The AirKafka Worker is being created to work independently from the Kafka Executor in order to consume the messages that are coming into the Airflow Kafka Topic and executing the consumed commands in parallel and reporting the success back to Airflow.
Once the AirKafka Worker has executed the tasks and logged their success, it will push the key and state back to another Kafka Topic. This Kafka Topic in turn is monitored by the executors "sync" function which is used to udpate the task states.
Airflow 1.9.0
Kafka-Python 1.3.5
Kafka Parcel - 3.0.0-1.3.0.0.p0.40
kafka_executor_plugin.py goes into {AIRFLOW HOME}/plugins directory and then the airflow.cfg file is updated as:
executor = kafka_executor_plugin.KafkaExecutor
AirKafka Worker deployment steps under the KafkaWorker folder.
Kafka requires as many partitions as consumers you expect to connect to it.
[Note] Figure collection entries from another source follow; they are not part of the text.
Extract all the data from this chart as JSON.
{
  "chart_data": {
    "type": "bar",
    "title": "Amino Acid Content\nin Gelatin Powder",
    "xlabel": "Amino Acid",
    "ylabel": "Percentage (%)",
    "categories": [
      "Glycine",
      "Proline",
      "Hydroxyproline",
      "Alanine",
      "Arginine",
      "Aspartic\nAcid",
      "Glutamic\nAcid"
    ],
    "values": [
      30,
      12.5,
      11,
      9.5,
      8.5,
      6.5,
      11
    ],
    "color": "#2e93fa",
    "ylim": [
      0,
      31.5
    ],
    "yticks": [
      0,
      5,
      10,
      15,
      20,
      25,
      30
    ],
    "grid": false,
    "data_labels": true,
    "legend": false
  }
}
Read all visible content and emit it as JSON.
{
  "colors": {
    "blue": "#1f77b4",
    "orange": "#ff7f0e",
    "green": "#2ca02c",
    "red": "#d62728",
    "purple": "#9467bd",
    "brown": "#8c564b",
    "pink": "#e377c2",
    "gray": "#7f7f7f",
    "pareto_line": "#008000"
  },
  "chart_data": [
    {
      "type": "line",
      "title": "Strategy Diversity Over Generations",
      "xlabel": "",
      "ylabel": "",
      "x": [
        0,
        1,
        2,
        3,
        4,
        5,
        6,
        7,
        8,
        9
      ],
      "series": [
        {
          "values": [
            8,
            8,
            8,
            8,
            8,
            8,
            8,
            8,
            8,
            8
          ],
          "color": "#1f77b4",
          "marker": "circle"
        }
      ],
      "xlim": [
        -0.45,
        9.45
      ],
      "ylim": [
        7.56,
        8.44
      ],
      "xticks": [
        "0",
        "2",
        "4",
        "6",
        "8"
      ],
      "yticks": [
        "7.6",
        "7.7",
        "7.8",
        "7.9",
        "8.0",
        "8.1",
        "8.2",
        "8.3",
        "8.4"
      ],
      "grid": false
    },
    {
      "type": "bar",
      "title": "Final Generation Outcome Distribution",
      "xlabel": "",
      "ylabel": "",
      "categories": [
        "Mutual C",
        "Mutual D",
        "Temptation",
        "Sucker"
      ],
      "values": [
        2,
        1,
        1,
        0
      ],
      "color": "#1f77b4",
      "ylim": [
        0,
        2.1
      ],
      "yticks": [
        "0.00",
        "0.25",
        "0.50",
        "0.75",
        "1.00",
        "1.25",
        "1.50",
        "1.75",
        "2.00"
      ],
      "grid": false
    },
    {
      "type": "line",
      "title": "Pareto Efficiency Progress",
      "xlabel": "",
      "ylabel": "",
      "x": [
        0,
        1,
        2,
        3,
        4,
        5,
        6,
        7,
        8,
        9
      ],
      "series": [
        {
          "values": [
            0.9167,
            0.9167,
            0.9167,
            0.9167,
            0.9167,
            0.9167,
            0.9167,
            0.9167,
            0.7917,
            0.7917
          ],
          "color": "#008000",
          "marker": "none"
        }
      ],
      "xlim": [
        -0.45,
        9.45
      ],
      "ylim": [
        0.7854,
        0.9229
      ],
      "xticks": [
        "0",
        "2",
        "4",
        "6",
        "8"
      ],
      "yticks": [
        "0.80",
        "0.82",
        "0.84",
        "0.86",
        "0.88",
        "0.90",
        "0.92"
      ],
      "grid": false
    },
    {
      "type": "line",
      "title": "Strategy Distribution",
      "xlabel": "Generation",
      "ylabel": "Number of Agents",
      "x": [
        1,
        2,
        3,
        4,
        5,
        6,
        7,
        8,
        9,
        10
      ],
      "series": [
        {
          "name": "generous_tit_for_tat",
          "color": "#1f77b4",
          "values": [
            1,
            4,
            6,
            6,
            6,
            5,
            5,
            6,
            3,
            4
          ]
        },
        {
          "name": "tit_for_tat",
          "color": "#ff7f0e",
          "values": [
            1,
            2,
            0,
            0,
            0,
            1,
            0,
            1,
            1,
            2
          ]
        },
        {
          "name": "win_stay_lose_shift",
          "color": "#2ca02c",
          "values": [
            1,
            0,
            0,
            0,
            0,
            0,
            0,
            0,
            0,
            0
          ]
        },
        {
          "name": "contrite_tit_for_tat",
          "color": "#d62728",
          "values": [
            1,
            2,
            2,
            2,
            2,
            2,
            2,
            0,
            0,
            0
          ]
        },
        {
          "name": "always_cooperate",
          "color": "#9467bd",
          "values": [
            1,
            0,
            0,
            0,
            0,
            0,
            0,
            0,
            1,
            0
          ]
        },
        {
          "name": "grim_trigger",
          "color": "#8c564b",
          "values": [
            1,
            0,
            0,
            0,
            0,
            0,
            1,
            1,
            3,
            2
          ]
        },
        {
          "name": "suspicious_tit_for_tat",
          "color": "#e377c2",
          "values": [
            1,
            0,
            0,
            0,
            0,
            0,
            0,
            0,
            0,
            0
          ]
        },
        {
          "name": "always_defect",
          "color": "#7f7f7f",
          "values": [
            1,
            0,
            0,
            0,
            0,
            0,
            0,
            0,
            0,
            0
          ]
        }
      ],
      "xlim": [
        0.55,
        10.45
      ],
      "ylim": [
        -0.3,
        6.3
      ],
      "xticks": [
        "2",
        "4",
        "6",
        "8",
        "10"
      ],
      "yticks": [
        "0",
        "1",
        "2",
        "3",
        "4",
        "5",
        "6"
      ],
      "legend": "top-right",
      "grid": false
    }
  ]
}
Thus, if a person wants 3 kafka_workers to be waiting on Airflow commands to execute, the topic needs to have at least 3 partitions or else you will have idle workers taking up resources. Still need to test creating multiple head "workers". In this case, it would need to be multiple "kafka_worker start" instances and make sure they can communicate properly.
Needs to be tested more robustly to ensure production level environment does not break the executor.
The "heartbeat" method of the worker might be problematic in larger productions as task joining and result gathering technically only occur after the consumer has not consumed new messages for 10 seconds. If a production has DAGS running all the time, this method may be very rarely reached.
The "airflow_loc" was implemented because there was a local error where the "airflow" executable could not be found and was creating problems. This might not be necessary in the future, but it doesn't hurt to have and to path the "airflow run" command absolutely instead of relying on the executable being global
For whatever reason, once "airflow run" commands are executed in command line/shell, the metastore seems to be automatically updated of the tasks state. In fact, if the "airflow run" command is stored as "command" and the code "subprocess.check_call(command)" is run - it will always return a success. For example, if a new DAG is created with one task and that one task is a BashOperator with "exit 127", that task can be queued and executed manually via command line and will give "return code 1" - but if it is run via Python "subprocess" the subprocess will return "exit code 0" and claim it was successful. not sure if this is a local problem, but testing has proven this continues to be the case with different executors, fresh installs, different airflow version, etc. So, looking at the logs, any task that is executed will claim that it was successful, but the metastore seems to be getting the right state - again, not sure how and could be local.